In terms of clinical implications, the results of this systematic review suggest that nurses should assess which patients are most vulnerable to falls and consider types of exercise interventions in older people. Nurses should also evaluate risk factors of falls, and implement customized, combined interventions that include exercise programs tailored to address individual risk factors for falls. In addition, evidence suggests that longer follow-up period after interventions results in significant reduction in falls (Sherrington et al., 2008). Further research is necessary to identify optimal follow-ups for nurses to design and implement exercise interventions for preventing falls in future programs. Also, future research should develop more detailed and tailored descriptions to allow appropriate implementation and evaluate the cost effectiveness of exercise interventions for older people residing in care facilities.

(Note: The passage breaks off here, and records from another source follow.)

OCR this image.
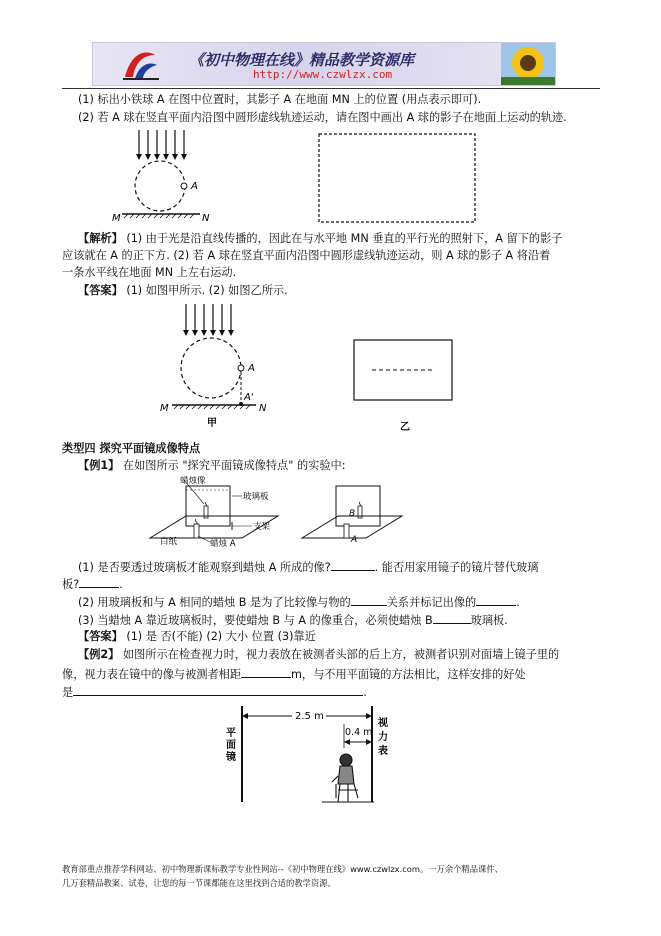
《初中物理在线》精品教学资源库
http://www.czwlzx.com
(1) 标出小铁球 A 在图中位置时，其影子 A 在地面 MN 上的位置 (用点表示即可).
(2) 若 A 球在竖直平面内沿图中圆形虚线轨迹运动，请在图中画出 A 球的影子在地面上运动的轨迹.
A
M	N
【解析】 (1) 由于光是沿直线传播的，因此在与水平地 MN 垂直的平行光的照射下，A 留下的影子
应该就在 A 的正下方. (2) 若 A 球在竖直平面内沿图中圆形虚线轨迹运动，则 A 球的影子 A 将沿着
一条水平线在地面 MN 上左右运动.
【答案】 (1) 如图甲所示. (2) 如图乙所示.
A
A'
M	N
甲	乙
类型四 探究平面镜成像特点
【例1】 在如图所示 "探究平面镜成像特点" 的实验中:
蜡烛像
玻璃板
支架
白纸	蜡烛 A
B
A
(1) 是否要透过玻璃板才能观察到蜡烛 A 所成的像?	. 能否用家用镜子的镜片替代玻璃
板?	.
(2) 用玻璃板和与 A 相同的蜡烛 B 是为了比较像与物的	关系并标记出像的	.
(3) 当蜡烛 A 靠近玻璃板时，要使蜡烛 B 与 A 的像重合，必须使蜡烛 B	玻璃板.
【答案】 (1) 是 否(不能) (2) 大小 位置 (3)靠近
【例2】 如图所示在检查视力时，视力表放在被测者头部的后上方，被测者识别对面墙上镜子里的
像，视力表在镜中的像与被测者相距	m，与不用平面镜的方法相比，这样安排的好处
是	.
2.5 m
0.4 m
平
面
镜
视
力
表
教育部重点推荐学科网站、初中物理新课标教学专业性网站--《初中物理在线》www.czwlzx.com。一万余个精品课件、
几万套精品教案、试卷，让您的每一节课都能在这里找到合适的教学资源。
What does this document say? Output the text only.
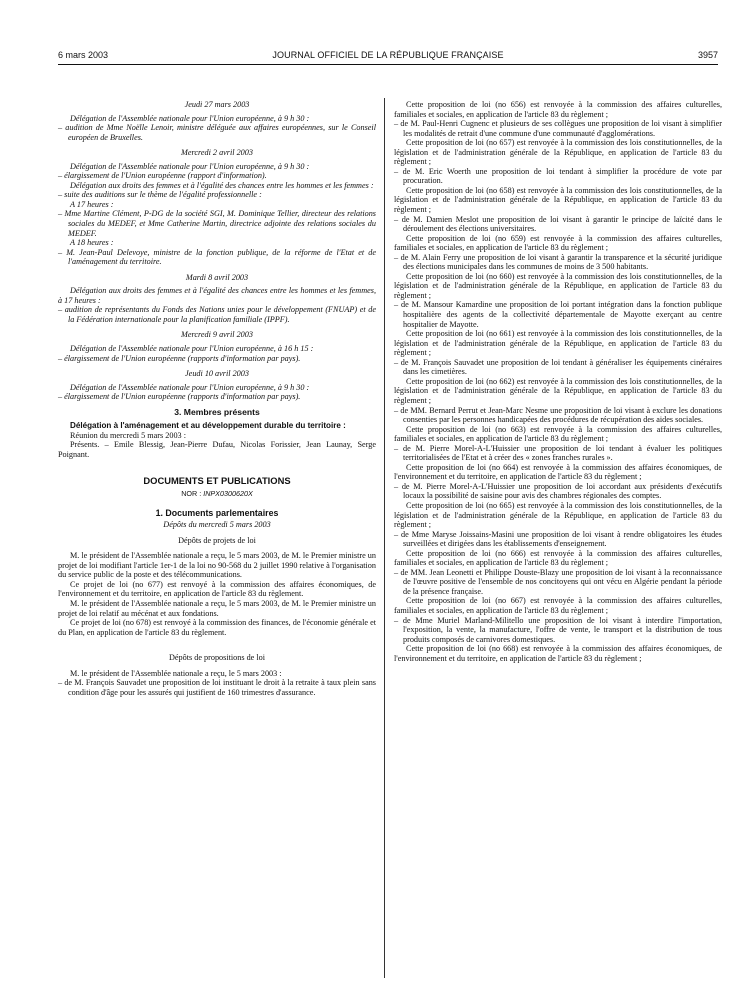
6 mars 2003	JOURNAL OFFICIEL DE LA RÉPUBLIQUE FRANÇAISE	3957

Jeudi 27 mars 2003

Délégation de l'Assemblée nationale pour l'Union européenne, à 9 h 30 :

– audition de Mme Noëlle Lenoir, ministre déléguée aux affaires européennes, sur le Conseil européen de Bruxelles.

Mercredi 2 avril 2003

Délégation de l'Assemblée nationale pour l'Union européenne, à 9 h 30 :

– élargissement de l'Union européenne (rapport d'information).

Délégation aux droits des femmes et à l'égalité des chances entre les hommes et les femmes :

– suite des auditions sur le thème de l'égalité professionnelle :

A 17 heures :

– Mme Martine Clément, P-DG de la société SGI, M. Dominique Tellier, directeur des relations sociales du MEDEF, et Mme Catherine Martin, directrice adjointe des relations sociales du MEDEF.

A 18 heures :

– M. Jean-Paul Delevoye, ministre de la fonction publique, de la réforme de l'Etat et de l'aménagement du territoire.

Mardi 8 avril 2003

Délégation aux droits des femmes et à l'égalité des chances entre les hommes et les femmes, à 17 heures :

– audition de représentants du Fonds des Nations unies pour le développement (FNUAP) et de la Fédération internationale pour la planification familiale (IPPF).

Mercredi 9 avril 2003

Délégation de l'Assemblée nationale pour l'Union européenne, à 16 h 15 :

– élargissement de l'Union européenne (rapports d'information par pays).

Jeudi 10 avril 2003

Délégation de l'Assemblée nationale pour l'Union européenne, à 9 h 30 :

– élargissement de l'Union européenne (rapports d'information par pays).

3. Membres présents

Délégation à l'aménagement et au développement durable du territoire :

Réunion du mercredi 5 mars 2003 :

Présents. – Emile Blessig, Jean-Pierre Dufau, Nicolas Forissier, Jean Launay, Serge Poignant.

DOCUMENTS ET PUBLICATIONS

NOR : INPX0300620X

1. Documents parlementaires

Dépôts du mercredi 5 mars 2003

Dépôts de projets de loi

M. le président de l'Assemblée nationale a reçu, le 5 mars 2003, de M. le Premier ministre un projet de loi modifiant l'article 1er-1 de la loi no 90-568 du 2 juillet 1990 relative à l'organisation du service public de la poste et des télécommunications.

Ce projet de loi (no 677) est renvoyé à la commission des affaires économiques, de l'environnement et du territoire, en application de l'article 83 du règlement.

M. le président de l'Assemblée nationale a reçu, le 5 mars 2003, de M. le Premier ministre un projet de loi relatif au mécénat et aux fondations.

Ce projet de loi (no 678) est renvoyé à la commission des finances, de l'économie générale et du Plan, en application de l'article 83 du règlement.

Dépôts de propositions de loi

M. le président de l'Assemblée nationale a reçu, le 5 mars 2003 :

– de M. François Sauvadet une proposition de loi instituant le droit à la retraite à taux plein sans condition d'âge pour les assurés qui justifient de 160 trimestres d'assurance.

Cette proposition de loi (no 656) est renvoyée à la commission des affaires culturelles, familiales et sociales, en application de l'article 83 du règlement ;

– de M. Paul-Henri Cugnenc et plusieurs de ses collègues une proposition de loi visant à simplifier les modalités de retrait d'une commune d'une communauté d'agglomérations.

Cette proposition de loi (no 657) est renvoyée à la commission des lois constitutionnelles, de la législation et de l'administration générale de la République, en application de l'article 83 du règlement ;

– de M. Eric Woerth une proposition de loi tendant à simplifier la procédure de vote par procuration.

Cette proposition de loi (no 658) est renvoyée à la commission des lois constitutionnelles, de la législation et de l'administration générale de la République, en application de l'article 83 du règlement ;

– de M. Damien Meslot une proposition de loi visant à garantir le principe de laïcité dans le déroulement des élections universitaires.

Cette proposition de loi (no 659) est renvoyée à la commission des affaires culturelles, familiales et sociales, en application de l'article 83 du règlement ;

– de M. Alain Ferry une proposition de loi visant à garantir la transparence et la sécurité juridique des élections municipales dans les communes de moins de 3 500 habitants.

Cette proposition de loi (no 660) est renvoyée à la commission des lois constitutionnelles, de la législation et de l'administration générale de la République, en application de l'article 83 du règlement ;

– de M. Mansour Kamardine une proposition de loi portant intégration dans la fonction publique hospitalière des agents de la collectivité départementale de Mayotte exerçant au centre hospitalier de Mayotte.

Cette proposition de loi (no 661) est renvoyée à la commission des lois constitutionnelles, de la législation et de l'administration générale de la République, en application de l'article 83 du règlement ;

– de M. François Sauvadet une proposition de loi tendant à généraliser les équipements cinéraires dans les cimetières.

Cette proposition de loi (no 662) est renvoyée à la commission des lois constitutionnelles, de la législation et de l'administration générale de la République, en application de l'article 83 du règlement ;

– de MM. Bernard Perrut et Jean-Marc Nesme une proposition de loi visant à exclure les donations consenties par les personnes handicapées des procédures de récupération des aides sociales.

Cette proposition de loi (no 663) est renvoyée à la commission des affaires culturelles, familiales et sociales, en application de l'article 83 du règlement ;

– de M. Pierre Morel-A-L'Huissier une proposition de loi tendant à évaluer les politiques territorialisées de l'Etat et à créer des « zones franches rurales ».

Cette proposition de loi (no 664) est renvoyée à la commission des affaires économiques, de l'environnement et du territoire, en application de l'article 83 du règlement ;

– de M. Pierre Morel-A-L'Huissier une proposition de loi accordant aux présidents d'exécutifs locaux la possibilité de saisine pour avis des chambres régionales des comptes.

Cette proposition de loi (no 665) est renvoyée à la commission des lois constitutionnelles, de la législation et de l'administration générale de la République, en application de l'article 83 du règlement ;

– de Mme Maryse Joissains-Masini une proposition de loi visant à rendre obligatoires les études surveillées et dirigées dans les établissements d'enseignement.

Cette proposition de loi (no 666) est renvoyée à la commission des affaires culturelles, familiales et sociales, en application de l'article 83 du règlement ;

– de MM. Jean Leonetti et Philippe Douste-Blazy une proposition de loi visant à la reconnaissance de l'œuvre positive de l'ensemble de nos concitoyens qui ont vécu en Algérie pendant la période de la présence française.

Cette proposition de loi (no 667) est renvoyée à la commission des affaires culturelles, familiales et sociales, en application de l'article 83 du règlement ;

– de Mme Muriel Marland-Militello une proposition de loi visant à interdire l'importation, l'exposition, la vente, la manufacture, l'offre de vente, le transport et la distribution de tous produits composés de carnivores domestiques.

Cette proposition de loi (no 668) est renvoyée à la commission des affaires économiques, de l'environnement et du territoire, en application de l'article 83 du règlement ;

This study has some limitations. First, we could not avoid the methodological limitations inherent to meta-analyses, which for the current study included heterogeneousness in terms of the amount and intensity of exercise, sample size, gender, participant condition, and level of care facilities, indicating that the results should be interpreted cautiously. Second, we did not have access to participant data and could not estimate the effects of exercise interventions on individual participants; we thus characterized individuals based on trial-level characteristics.
This meta-analysis found that exercise interventions effectively reduce falls in older people and identified important types of exercise interventions. The evidence supports the importance of balance training for fall prevention and the need to combine exercise programs with other fall interventions. This review provides preliminary support for developing effective protocols for exercise interventions among older people living in residential or nursing care facilities.